The court noted that Ohio uses the discovery rule, meaning that the action begins to accrue either when the plaintiff knew, or through the exercise of reasonable diligence should have known, of the bad act. It was under this rule that the district court ruled that Kendall should have known in 1999 that Mitchell retained the documents. The evidence did not support this conclusion, the appeals court said.
“Had [the district court] viewed the evidence in the light most favorable to [Kendall] … no cause of action for misappropriation could have arisen in 1999 because evidence in the record supports a finding that Mitchell did not acquire the shop drawings in breach of any duty or by other improper means,” the court said.

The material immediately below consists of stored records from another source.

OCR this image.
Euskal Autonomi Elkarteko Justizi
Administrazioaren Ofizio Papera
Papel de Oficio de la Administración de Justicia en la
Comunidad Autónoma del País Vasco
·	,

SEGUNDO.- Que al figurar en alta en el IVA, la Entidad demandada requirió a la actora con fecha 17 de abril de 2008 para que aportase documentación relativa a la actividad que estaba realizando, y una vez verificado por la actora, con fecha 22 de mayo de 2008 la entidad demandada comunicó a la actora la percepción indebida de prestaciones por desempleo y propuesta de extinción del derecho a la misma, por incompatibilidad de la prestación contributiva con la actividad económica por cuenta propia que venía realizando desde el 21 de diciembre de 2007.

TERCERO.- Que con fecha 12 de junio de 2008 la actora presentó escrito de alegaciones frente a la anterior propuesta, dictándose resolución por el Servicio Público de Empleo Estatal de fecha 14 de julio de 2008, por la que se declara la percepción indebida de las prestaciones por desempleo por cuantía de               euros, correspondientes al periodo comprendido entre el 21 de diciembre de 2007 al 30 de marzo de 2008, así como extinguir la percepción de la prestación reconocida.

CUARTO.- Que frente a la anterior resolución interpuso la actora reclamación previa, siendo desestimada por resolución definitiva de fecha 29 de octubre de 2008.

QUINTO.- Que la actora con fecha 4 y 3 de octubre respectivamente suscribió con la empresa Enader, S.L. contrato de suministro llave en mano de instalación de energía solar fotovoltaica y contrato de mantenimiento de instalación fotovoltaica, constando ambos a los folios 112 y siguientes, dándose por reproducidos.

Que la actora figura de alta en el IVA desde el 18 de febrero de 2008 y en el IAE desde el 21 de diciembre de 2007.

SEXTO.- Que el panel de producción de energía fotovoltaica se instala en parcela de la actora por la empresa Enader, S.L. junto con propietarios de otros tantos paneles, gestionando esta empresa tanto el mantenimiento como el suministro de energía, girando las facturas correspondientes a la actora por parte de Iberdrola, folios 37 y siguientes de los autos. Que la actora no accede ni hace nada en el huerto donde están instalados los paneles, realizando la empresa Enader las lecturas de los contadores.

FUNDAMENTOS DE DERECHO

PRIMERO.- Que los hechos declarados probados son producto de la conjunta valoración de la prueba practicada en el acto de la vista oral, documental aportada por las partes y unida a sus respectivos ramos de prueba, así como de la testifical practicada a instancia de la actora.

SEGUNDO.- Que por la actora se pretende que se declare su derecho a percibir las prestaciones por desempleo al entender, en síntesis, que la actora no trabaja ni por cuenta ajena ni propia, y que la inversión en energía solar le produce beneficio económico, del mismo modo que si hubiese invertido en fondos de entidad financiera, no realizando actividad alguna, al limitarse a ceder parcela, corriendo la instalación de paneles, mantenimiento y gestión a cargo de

Indeed, Eden itself submitted evidence that Hensley had authorized Mitchell to retain the documents after Mitchell stopped working for PHPK in 1999. Thus, “It is thus not undisputed that in 1999 Mitchell retained the drawings through 'theft, bribery, misrepresentation, breach or inducement of a breach of a duty to maintain secrecy, or espionage through electronic or other means,' ” the court said, quoting from the statute.
In particular, the court noted that Kendall had argued that it had stamped its drawings with a legend declaring the works to be confidential. Given this evidence, “a reasonable fact finder could conclude that if any misappropriation occurred it occurred in 2006, when Mitchell used the drawings while designing products for [Eden]” the court said.
The court also declined to rule on whether the drawings themselves could constitute trade secrets. The district court had not explicitly determined whether the drawings constituted trade secrets under Ohio law, but rather assumed that they were trade secrets for purposes of granting Eden summary judgment, the court said. On remand, the district court will need to determine whether the information in question can constitute a trade secret.
Judges Deborah L. Cook and Helene N. White joined the opinion.
Kendall was represented by Gerald P. Ferguson of Vorys, Sater, Seymour & Pease, Columbus. Ohio. Eden was represented by David Peter Shouvlin of Porter, Wright, Morris & Arthur, Columbus, Ohio.